Psychologists also do not exclude biological influence. Some people can be very sensitive to food rewards. That is, their brain responds very well to the effects of food. One will eat a chocolate bar and feel short-term relief. And the other from the same product will receive much more pleasure, which will provoke the onset of the development of dependence.
How to treat emotional eating
Is it possible to overcome the constant feeling of hunger? Yes! It is possible and necessary to eliminate this habit and learn new behavior. First, you need to understand the reasons for overeating. If the reason is a negative factor, think about how to improve your life.
- Stress at work? Talk to your boss about reducing your workload. Or consider changing jobs or even activities.

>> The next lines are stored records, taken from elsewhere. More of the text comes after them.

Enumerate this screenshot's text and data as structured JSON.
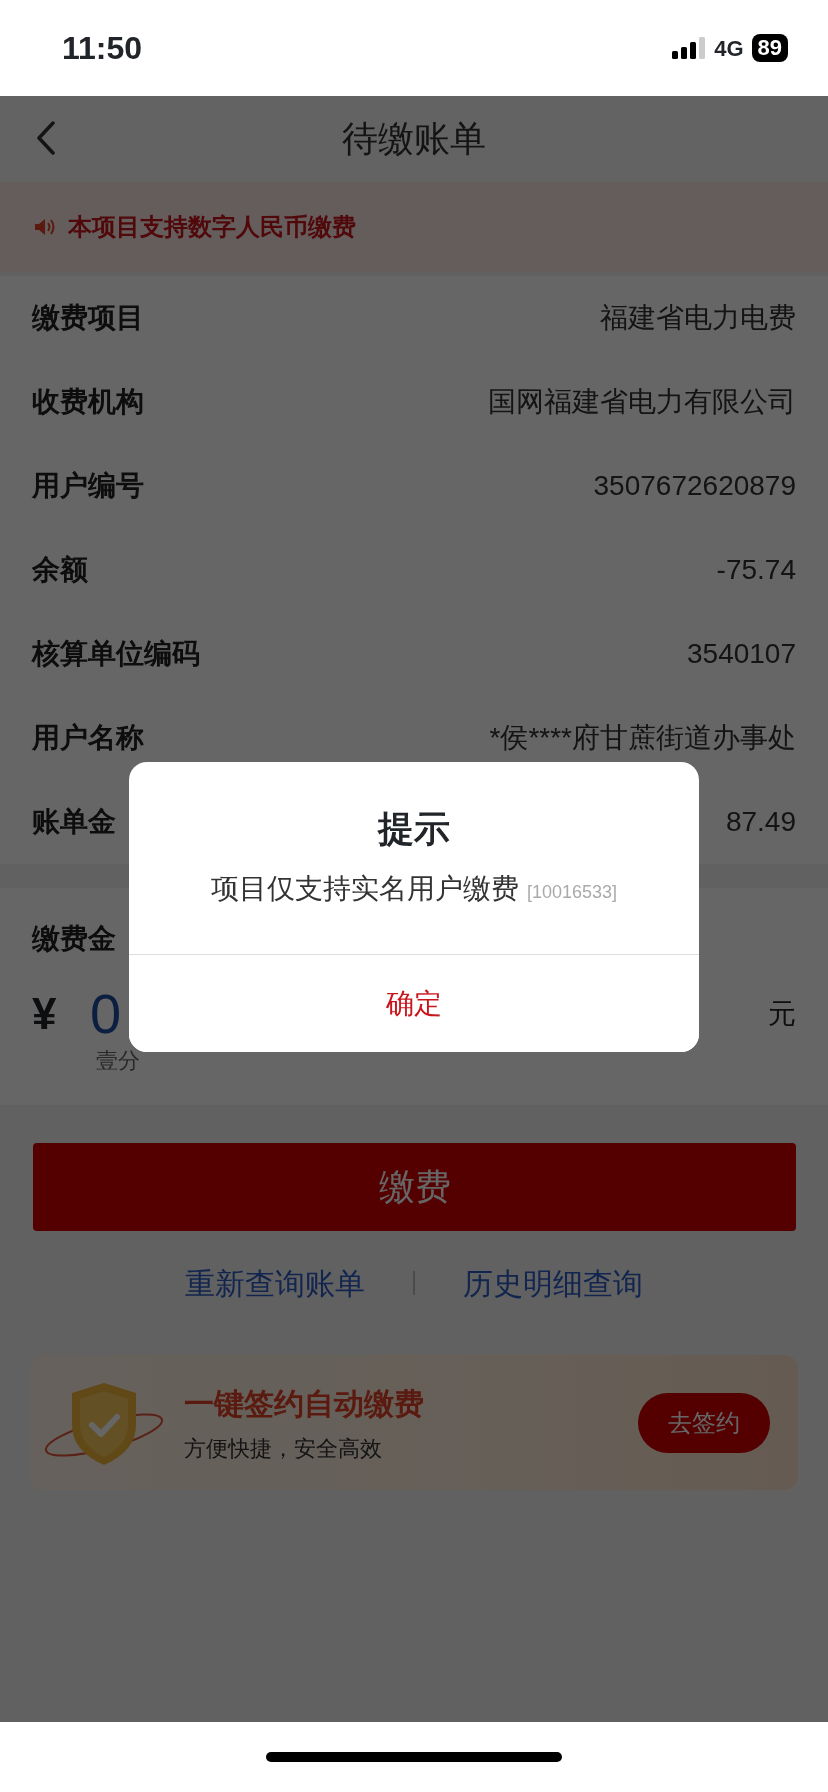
{
  "status_bar": {
    "time": "11:50",
    "network": "4G",
    "battery": "89"
  },
  "nav": {
    "title": "待缴账单"
  },
  "notice": {
    "text": "本项目支持数字人民币缴费"
  },
  "details": [
    {
      "label": "缴费项目",
      "value": "福建省电力电费"
    },
    {
      "label": "收费机构",
      "value": "国网福建省电力有限公司"
    },
    {
      "label": "用户编号",
      "value": "3507672620879"
    },
    {
      "label": "余额",
      "value": "-75.74"
    },
    {
      "label": "核算单位编码",
      "value": "3540107"
    },
    {
      "label": "用户名称",
      "value": "*侯****府甘蔗街道办事处"
    },
    {
      "label": "账单金",
      "value": "87.49"
    }
  ],
  "payment": {
    "label": "缴费金",
    "currency": "¥",
    "amount": "0",
    "unit": "元",
    "amount_words": "壹分"
  },
  "pay_button": "缴费",
  "links": [
    "重新查询账单",
    "历史明细查询"
  ],
  "banner": {
    "title": "一键签约自动缴费",
    "subtitle": "方便快捷，安全高效",
    "button": "去签约"
  },
  "dialog": {
    "title": "提示",
    "message": "项目仅支持实名用户缴费",
    "code": "[10016533]",
    "button": "确定"
  }
}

- Are you alone? Find a hobby, and meet new people.
- Are you living with a toxic person? Isn’t it time to leave or at least build personal boundaries?
- Are you eating fear? So you definitely won’t solve the problem. Turn around to face her.
- Are you bored in the evenings? Go for a walk, go to the movies, read a book.
- Is food a distraction from work? Replace it with a glass of water and a circle around the office.
As a first step, you can separate your emotional hunger from junk food. Does a hand reach for chocolate? Replace with carrots. It doesn’t solve the problem. But it starts an important process of change. It also mitigates negative effects, such as guilt and obesity.
Often people overeat without thinking. Therefore, mindful eating training is also important. Every time before eating, ask yourself:
- Am I physically hungry?
- Will any food satisfy my hunger? Or do I need this chocolate bar?
Therapy for emotional gluttons
Constant feelings of hunger can become a real problem. The reasons are different. If you cannot figure it out independently, it is best to contact a psychologist. In individual meetings and groups, people usually learn:
- skills of self-observation, mindfulness;
- distinguish between physical and emotional hunger;
- control the impulse to eat;
- look for new outlets for emotions.
Understanding the problem is the first step.
Our whole life consists of a series of obstacles. Every day is a new challenge. This is how all people live. Overeating will not help in solving psychological problems. On the contrary, it will slow down your path and may stop it forever. But you have read the article to the end, and this is the first step toward understanding the problem. Time for the second step. Make a list of causes of emotional hunger and find a replacement for each. You will succeed!